JSA Fall Sypmosium
Aging in Place: Gerontology Research in Community Living
Written by Shanie Levin
On December 4th Jewish Seniors Alliance presented their Fall Symposium, “Aging in Place: Gerontology Research in Community Living”. The speakers, Rochelle Patille, Cari Randa, and Boah Kim, as well as the moderator, Eireann O’Dea, are all graduate students in Gerontology from Simon Fraser University. They shared their research on inter-generational connections, dementia-friendly communities and the role of informal caregivers for older adults. The event took place at the Peretz Centre but was also available on zoom. This, aside from the JSA Annual General Meeting, was the first event presented in a dual format since the outbreak of Covid. Fifty participants joined us on line and about twenty were present in person.
Tammi Belfer, president of JSA welcomed everyone. She pointed out the Fall Symposium focuses on an educational theme and a more serious discussion than some of our other programs. She stated that JSA wishes to provide outreach, advocacy and education services for all seniors. The goal is “Seniors Stronger Together.” She then introduced the speakers and turned over the mike to Eireann O’Dea, the moderator. Eireann is a PhD candidate in gerontology at SFU. Her interests are in social participation among older adults (particularly in volunteering and intergenerational activities); experiences among ethno-cultural minority groups and generativity. Eireann has been a board member of JSA for three years.
The first speaker, Rachelle Patille, conducts research focused on “Intergenerational Opportunities in Bridging the Gap between Generations in Metro Vancouver”. Rachelle stated that she grew up having a lot of contact with her grandmother and she believes that this intergenerational contact led to her interest is this field. She offered this definition of intergenerational contact—a social benefit that facilitates mutual interaction and exchange between generations. She discussed the factors in society that have impeded contact, such as age segregation and geographic divisions among generations that lead to ageism. Older adults living alone is the number one risk factor for isolation and loneliness. These factors underline the need for connections through programming that will bring older adults into contact with others, including other older adults. This can be accomplished through such things as home sharing, community programs, tutoring and art projects. These projects allow older adults to be part of the community through participation and mentoring, increasing the person’s feeling of self-worth. For some young people this may be their first contact with older adults and can lead to reciprocity of social networks.

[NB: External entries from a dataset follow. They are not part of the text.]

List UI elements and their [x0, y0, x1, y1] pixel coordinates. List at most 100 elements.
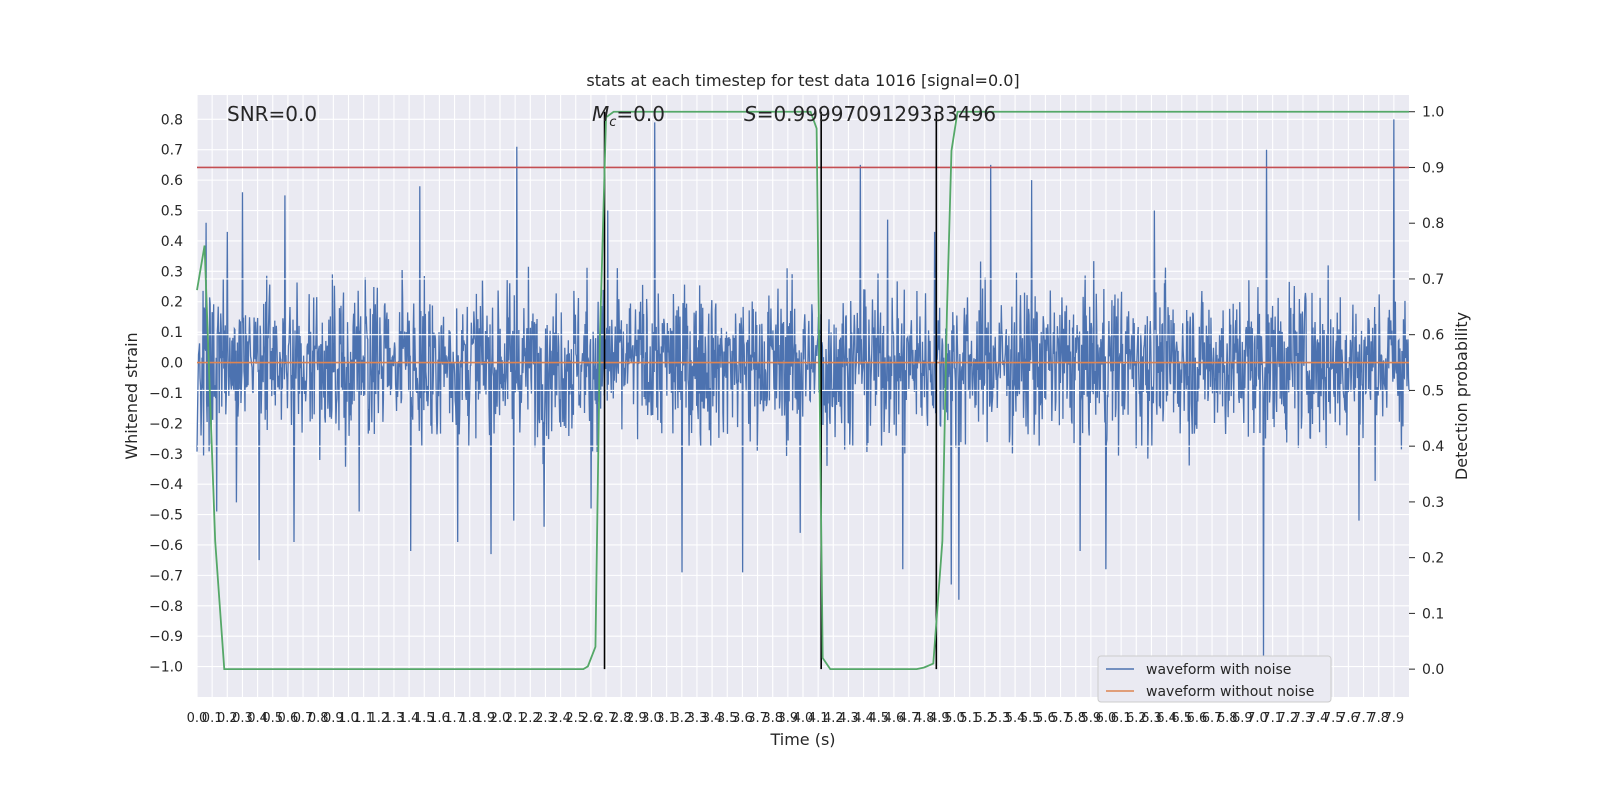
annotation-s-symbol: S — [744, 102, 757, 126]
x-tick-label: 4.4 — [853, 711, 874, 726]
annotation-snr: SNR=0.0 — [227, 102, 317, 126]
y-tick-label: −0.5 — [149, 508, 183, 524]
x-tick-label: 5.9 — [1081, 711, 1102, 726]
x-tick-label: 6.2 — [1126, 711, 1147, 726]
x-tick-label: 2.7 — [596, 711, 617, 726]
y2-tick-label: 0.8 — [1422, 216, 1444, 232]
x-tick-label: 6.6 — [1187, 711, 1208, 726]
x-tick-label: 2.4 — [550, 711, 571, 726]
x-tick-label: 1.5 — [414, 711, 435, 726]
y-tick-label: −0.6 — [149, 538, 183, 554]
x-tick-label: 7.0 — [1247, 711, 1268, 726]
y2-axis-label: Detection probability — [1452, 312, 1471, 480]
x-tick-label: 2.9 — [626, 711, 647, 726]
x-tick-label: 1.9 — [475, 711, 496, 726]
legend-entry-waveform-with-noise: waveform with noise — [1146, 662, 1291, 678]
x-tick-label: 1.8 — [459, 711, 480, 726]
x-tick-label: 3.7 — [747, 711, 768, 726]
x-tick-label: 4.5 — [868, 711, 889, 726]
x-tick-label: 2.5 — [565, 711, 586, 726]
x-tick-label: 5.2 — [974, 711, 995, 726]
x-tick-label: 5.4 — [1005, 711, 1026, 726]
x-tick-label: 6.3 — [1141, 711, 1162, 726]
x-tick-label: 4.8 — [914, 711, 935, 726]
y2-tick-label: 0.3 — [1422, 495, 1444, 511]
y2-tick-label: 0.6 — [1422, 328, 1444, 344]
x-tick-label: 4.0 — [793, 711, 814, 726]
x-tick-label: 2.3 — [535, 711, 556, 726]
chart-title: stats at each timestep for test data 101… — [586, 71, 1019, 90]
x-tick-label: 0.8 — [308, 711, 329, 726]
x-tick-label: 1.0 — [338, 711, 359, 726]
x-tick-label: 3.3 — [687, 711, 708, 726]
y2-tick-label: 0.5 — [1422, 383, 1444, 399]
legend-box — [1097, 655, 1332, 703]
x-tick-label: 7.2 — [1277, 711, 1298, 726]
x-tick-label: 3.1 — [656, 711, 677, 726]
y2-tick-label: 1.0 — [1422, 105, 1444, 121]
x-tick-label: 0.7 — [293, 711, 314, 726]
y-tick-label: −0.4 — [149, 477, 183, 493]
x-tick-label: 5.1 — [959, 711, 980, 726]
x-tick-label: 4.9 — [929, 711, 950, 726]
y2-tick-label: 0.9 — [1422, 160, 1444, 176]
y-tick-label: 0.3 — [161, 264, 183, 280]
y-tick-label: 0.2 — [161, 295, 183, 311]
x-tick-label: 7.1 — [1262, 711, 1283, 726]
x-tick-label: 0.9 — [323, 711, 344, 726]
x-tick-label: 6.9 — [1232, 711, 1253, 726]
x-tick-label: 1.1 — [353, 711, 374, 726]
x-tick-label: 5.0 — [944, 711, 965, 726]
x-axis-label: Time (s) — [769, 730, 835, 749]
y2-tick-label: 0.0 — [1422, 662, 1444, 678]
x-tick-label: 3.9 — [778, 711, 799, 726]
annotation-chirp-mass: Mc=0.0 — [592, 102, 665, 130]
x-tick-labels: 0.00.10.20.30.40.50.60.70.80.91.01.11.21… — [187, 711, 1405, 726]
x-tick-label: 0.2 — [217, 711, 238, 726]
y-tick-label: −1.0 — [149, 660, 183, 676]
x-tick-label: 7.7 — [1353, 711, 1374, 726]
x-tick-label: 0.4 — [247, 711, 268, 726]
annotation-mc-subscript: c — [609, 115, 616, 130]
y-tick-labels: −1.0 −0.9 −0.8 −0.7 −0.6 −0.5 −0.4 −0.3 −0.2 −0.1… — [149, 112, 183, 675]
x-tick-label: 7.5 — [1323, 711, 1344, 726]
y-tick-label: −0.9 — [149, 629, 183, 645]
x-tick-label: 2.0 — [490, 711, 511, 726]
x-tick-label: 0.1 — [202, 711, 223, 726]
y-tick-label: −0.8 — [149, 599, 183, 615]
y2-tick-label: 0.7 — [1422, 272, 1444, 288]
y2-gridlines — [197, 278, 1409, 447]
legend: waveform with noise waveform without noi… — [1097, 655, 1332, 703]
x-tick-label: 7.6 — [1338, 711, 1359, 726]
x-tick-label: 0.6 — [278, 711, 299, 726]
x-tick-label: 7.9 — [1384, 711, 1405, 726]
y2-tick-label: 0.1 — [1422, 606, 1444, 622]
y-tick-label: −0.2 — [149, 416, 183, 432]
x-tick-label: 7.8 — [1368, 711, 1389, 726]
x-tick-label: 5.7 — [1050, 711, 1071, 726]
x-tick-label: 0.5 — [262, 711, 283, 726]
annotation-mc-value: =0.0 — [616, 102, 665, 126]
x-tick-label: 5.5 — [1020, 711, 1041, 726]
y-tick-label: −0.7 — [149, 568, 183, 584]
x-tick-label: 4.6 — [884, 711, 905, 726]
x-tick-label: 1.3 — [384, 711, 405, 726]
x-tick-label: 6.8 — [1217, 711, 1238, 726]
x-tick-label: 3.6 — [732, 711, 753, 726]
x-tick-label: 6.7 — [1202, 711, 1223, 726]
y2-tick-label: 0.4 — [1422, 439, 1444, 455]
x-tick-label: 6.4 — [1156, 711, 1177, 726]
x-tick-label: 2.1 — [505, 711, 526, 726]
x-tick-label: 2.2 — [520, 711, 541, 726]
series-detection-probability — [196, 110, 1409, 671]
x-tick-label: 7.4 — [1308, 711, 1329, 726]
x-tick-label: 7.3 — [1293, 711, 1314, 726]
x-tick-label: 6.0 — [1096, 711, 1117, 726]
x-tick-label: 5.8 — [1065, 711, 1086, 726]
x-tick-label: 1.2 — [368, 711, 389, 726]
y-tick-label: 0.0 — [161, 356, 183, 372]
y2-tick-label: 0.2 — [1422, 551, 1444, 567]
x-tick-label: 6.1 — [1111, 711, 1132, 726]
x-tick-label: 3.4 — [702, 711, 723, 726]
x-tick-label: 4.1 — [808, 711, 829, 726]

She spoke about generativity, which is the passing down and transfer of knowledge and information between generations. She will also be looking at “voluntary kin”, that is, using younger members of society to replace missing family for older adults.
The next speaker, Boah Kim, focuses her research interests on integrated care, formal and informal caregiving, continuity of care and healthy aging. One of the difficulties for older adults is navigating the complex community and health care systems. Two-thirds of older adults have health limitations and thus need a close connection with the health care system. A geriatric care manager could be helpful in bridges gaps in services and helping to predict difficulties. Many factors such as age, background or health issues, cannot be changed, but a care manager and caregivers could help with these situations. In other words, formalizing caregiver support could help identify these challenges and support care for older adults.
The third speaker, Cari Landa, is the project manager of the Public Health Agency of Canada funded research project titled ”Dementia-Inclusive Streets and Community Access, Participation, and Engagement (DEMSCAPE)”. The focus is on inclusion of those living with dementia in the general community as 70% live in their own homes. What is needed is a community where they are supported and included. Planned inclusion in neighborhood designs are paramount in creating areas of accessibility, especially outdoor spaces. Carli will be interviewing participants mostly in an outdoor setting, balancing safety and comfort, to learn their feelings about public spaces. Carli is planning a documentary about these environmental issues and the tools available to help. DEMSCAPE is also developing a Design and Planning Guide to aid dementia patients in the community.
Eireann thanked the three speakers and welcomed Gyda Chud, chair of the program committee to take questions and comments. Many countries are further ahead of Canada in a number of these areas raised. One of these is the availability of affordable home care that would further facilitate aging in place. There was a question about the future Oakridge Mall—would it be dementia-friendly? Jackie Weiler, a member of the JSA board and also a member of the Senior Advisory Committee for the city of Vancouver, mentioned the idea of a Senior Planner to promote accessibility. Gyda brought the afternoon to a close with a quote from her 99-year-old mother Gallia, who has expressed a hope for world peace, diversity, inclusion and social justice for all.